I initially thought that this followed from the transitivity of the action (see this question I asked some time ago: Equivalence of definitions of ergodic action). However, it still doesn't seem to bring me anywhere.
My first try was to approximate $A$ by an open set and then use the separability and the compactness of $S^n$, but I run into some problems pretty much straight away.
First, some small calculations show that it is enough to prove that the action is ergodic with respect to the Lebesgue measure restricted to the Borel sets.
Now note that since $G = SO(n + 1)$ and $K = SO(n)$ are compact, the normalized left Haar measure $\mu$ on $G$ induces the pushforward measure $\mu_*$ on the homogenous space $G/K$. This is the measure defined by $\mu_*(A) = \mu(\pi^{-1}(A))$, where $\pi : G \to G/K$ is the canonical projection.

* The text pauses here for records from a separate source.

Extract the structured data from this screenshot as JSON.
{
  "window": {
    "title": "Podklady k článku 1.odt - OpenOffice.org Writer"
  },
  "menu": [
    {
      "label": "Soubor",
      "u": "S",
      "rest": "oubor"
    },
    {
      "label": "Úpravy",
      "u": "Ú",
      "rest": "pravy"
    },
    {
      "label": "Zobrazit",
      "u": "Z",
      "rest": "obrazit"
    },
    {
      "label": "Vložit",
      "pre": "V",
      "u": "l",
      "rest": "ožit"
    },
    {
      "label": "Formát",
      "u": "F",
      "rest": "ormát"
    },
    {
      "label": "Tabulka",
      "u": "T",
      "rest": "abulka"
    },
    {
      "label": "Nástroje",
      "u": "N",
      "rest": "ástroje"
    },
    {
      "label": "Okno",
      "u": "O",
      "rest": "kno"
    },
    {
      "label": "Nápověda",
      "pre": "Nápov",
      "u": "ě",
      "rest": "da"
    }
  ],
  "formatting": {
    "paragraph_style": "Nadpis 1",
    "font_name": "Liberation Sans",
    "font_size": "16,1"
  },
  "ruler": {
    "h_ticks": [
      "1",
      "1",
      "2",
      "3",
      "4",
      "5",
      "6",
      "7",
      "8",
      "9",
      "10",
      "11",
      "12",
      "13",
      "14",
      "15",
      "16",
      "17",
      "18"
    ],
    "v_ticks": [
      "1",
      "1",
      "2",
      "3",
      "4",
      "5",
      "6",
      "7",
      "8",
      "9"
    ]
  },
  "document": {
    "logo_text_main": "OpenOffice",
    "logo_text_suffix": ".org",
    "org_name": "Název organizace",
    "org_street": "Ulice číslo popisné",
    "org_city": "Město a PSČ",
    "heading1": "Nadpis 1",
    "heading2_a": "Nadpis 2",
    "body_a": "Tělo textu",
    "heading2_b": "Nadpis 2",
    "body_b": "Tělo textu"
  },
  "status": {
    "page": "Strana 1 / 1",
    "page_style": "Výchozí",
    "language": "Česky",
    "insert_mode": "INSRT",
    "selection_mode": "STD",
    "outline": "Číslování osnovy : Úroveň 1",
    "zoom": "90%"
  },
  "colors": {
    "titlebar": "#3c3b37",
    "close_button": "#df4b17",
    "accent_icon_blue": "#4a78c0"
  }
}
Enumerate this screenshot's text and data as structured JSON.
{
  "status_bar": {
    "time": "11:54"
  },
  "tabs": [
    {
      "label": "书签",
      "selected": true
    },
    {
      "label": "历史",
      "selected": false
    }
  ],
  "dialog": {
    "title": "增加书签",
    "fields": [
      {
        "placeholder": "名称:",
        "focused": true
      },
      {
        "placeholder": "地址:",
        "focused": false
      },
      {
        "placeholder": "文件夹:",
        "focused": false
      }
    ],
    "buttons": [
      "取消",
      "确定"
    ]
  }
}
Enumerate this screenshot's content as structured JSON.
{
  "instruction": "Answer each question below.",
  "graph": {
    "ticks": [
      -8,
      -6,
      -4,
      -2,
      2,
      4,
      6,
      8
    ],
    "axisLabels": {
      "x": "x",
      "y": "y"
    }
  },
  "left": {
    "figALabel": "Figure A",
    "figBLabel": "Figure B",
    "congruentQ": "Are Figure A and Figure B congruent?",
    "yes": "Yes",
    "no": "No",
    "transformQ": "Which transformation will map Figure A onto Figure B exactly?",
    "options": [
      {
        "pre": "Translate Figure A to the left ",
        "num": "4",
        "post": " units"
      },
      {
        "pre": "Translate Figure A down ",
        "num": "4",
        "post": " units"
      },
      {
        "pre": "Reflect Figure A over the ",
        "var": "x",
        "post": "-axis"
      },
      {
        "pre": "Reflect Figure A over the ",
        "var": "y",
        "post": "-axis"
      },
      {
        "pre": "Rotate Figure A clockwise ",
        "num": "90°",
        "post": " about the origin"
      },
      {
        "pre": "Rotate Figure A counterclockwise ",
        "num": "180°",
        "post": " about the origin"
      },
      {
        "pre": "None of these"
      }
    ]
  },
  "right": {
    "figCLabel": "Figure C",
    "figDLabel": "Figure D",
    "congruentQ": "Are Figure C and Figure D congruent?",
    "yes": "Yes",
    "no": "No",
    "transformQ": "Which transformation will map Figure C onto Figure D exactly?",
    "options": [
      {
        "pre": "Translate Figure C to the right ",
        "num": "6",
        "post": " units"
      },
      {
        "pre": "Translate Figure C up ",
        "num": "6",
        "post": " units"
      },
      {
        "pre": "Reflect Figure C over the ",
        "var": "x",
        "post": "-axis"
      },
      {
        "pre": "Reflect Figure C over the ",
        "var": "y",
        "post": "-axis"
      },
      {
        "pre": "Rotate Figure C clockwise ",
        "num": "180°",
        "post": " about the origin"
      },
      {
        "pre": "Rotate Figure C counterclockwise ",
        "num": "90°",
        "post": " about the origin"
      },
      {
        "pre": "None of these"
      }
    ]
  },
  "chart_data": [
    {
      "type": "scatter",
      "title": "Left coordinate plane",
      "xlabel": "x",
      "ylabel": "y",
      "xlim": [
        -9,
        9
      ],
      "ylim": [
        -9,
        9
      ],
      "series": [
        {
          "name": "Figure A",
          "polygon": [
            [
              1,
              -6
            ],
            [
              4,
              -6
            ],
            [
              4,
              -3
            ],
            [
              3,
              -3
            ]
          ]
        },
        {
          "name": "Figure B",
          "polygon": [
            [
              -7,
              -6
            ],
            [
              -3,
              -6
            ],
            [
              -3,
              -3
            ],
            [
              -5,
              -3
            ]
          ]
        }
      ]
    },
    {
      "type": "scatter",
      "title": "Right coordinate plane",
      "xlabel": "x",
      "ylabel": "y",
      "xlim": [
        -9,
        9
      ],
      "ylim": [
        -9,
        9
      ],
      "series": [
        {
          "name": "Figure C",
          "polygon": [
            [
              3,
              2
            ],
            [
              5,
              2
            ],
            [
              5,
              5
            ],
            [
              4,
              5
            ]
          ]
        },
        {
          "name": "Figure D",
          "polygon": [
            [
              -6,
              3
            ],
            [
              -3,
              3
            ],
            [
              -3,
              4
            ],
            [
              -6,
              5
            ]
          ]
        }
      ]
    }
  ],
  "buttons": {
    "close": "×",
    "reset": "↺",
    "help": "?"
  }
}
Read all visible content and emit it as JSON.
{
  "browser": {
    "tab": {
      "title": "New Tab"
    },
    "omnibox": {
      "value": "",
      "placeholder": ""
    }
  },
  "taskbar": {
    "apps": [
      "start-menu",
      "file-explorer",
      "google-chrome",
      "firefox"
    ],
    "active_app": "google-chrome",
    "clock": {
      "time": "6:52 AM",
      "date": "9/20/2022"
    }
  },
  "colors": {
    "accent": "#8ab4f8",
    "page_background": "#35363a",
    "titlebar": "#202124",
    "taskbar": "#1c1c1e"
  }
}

But $G/K \cong S^n$, and the Lebesgue measure is the unique rotation-invariant countably additive measure of total measure $1$ on the Borel sets of $S^n$. It follows that $\lambda = \mu_*$.
Now suppose that $\mu_*(gA \Delta A) = 0$. Then a small calculation shows that $\mu(g\pi^{-1}(A) \Delta \pi^{-1}(A)) = 0$. So to show that the action of $G$ on $S^n$ is ergodic, it is enough to show that the action of $G$ on itself is ergodic, with respect to the normalized left Haar measure. This can be proven using, for instance, proposition 8.6 in "Ergodic Theory with a view towards number theory" by Einsiedler and Ward.
Another way to prove this, is using directly proposition 8.3 in the same book. However, the proof of the former is straightforward and even simpler in our case (we only need half of it), while the proof of the latter is more involved and uses previously proven results.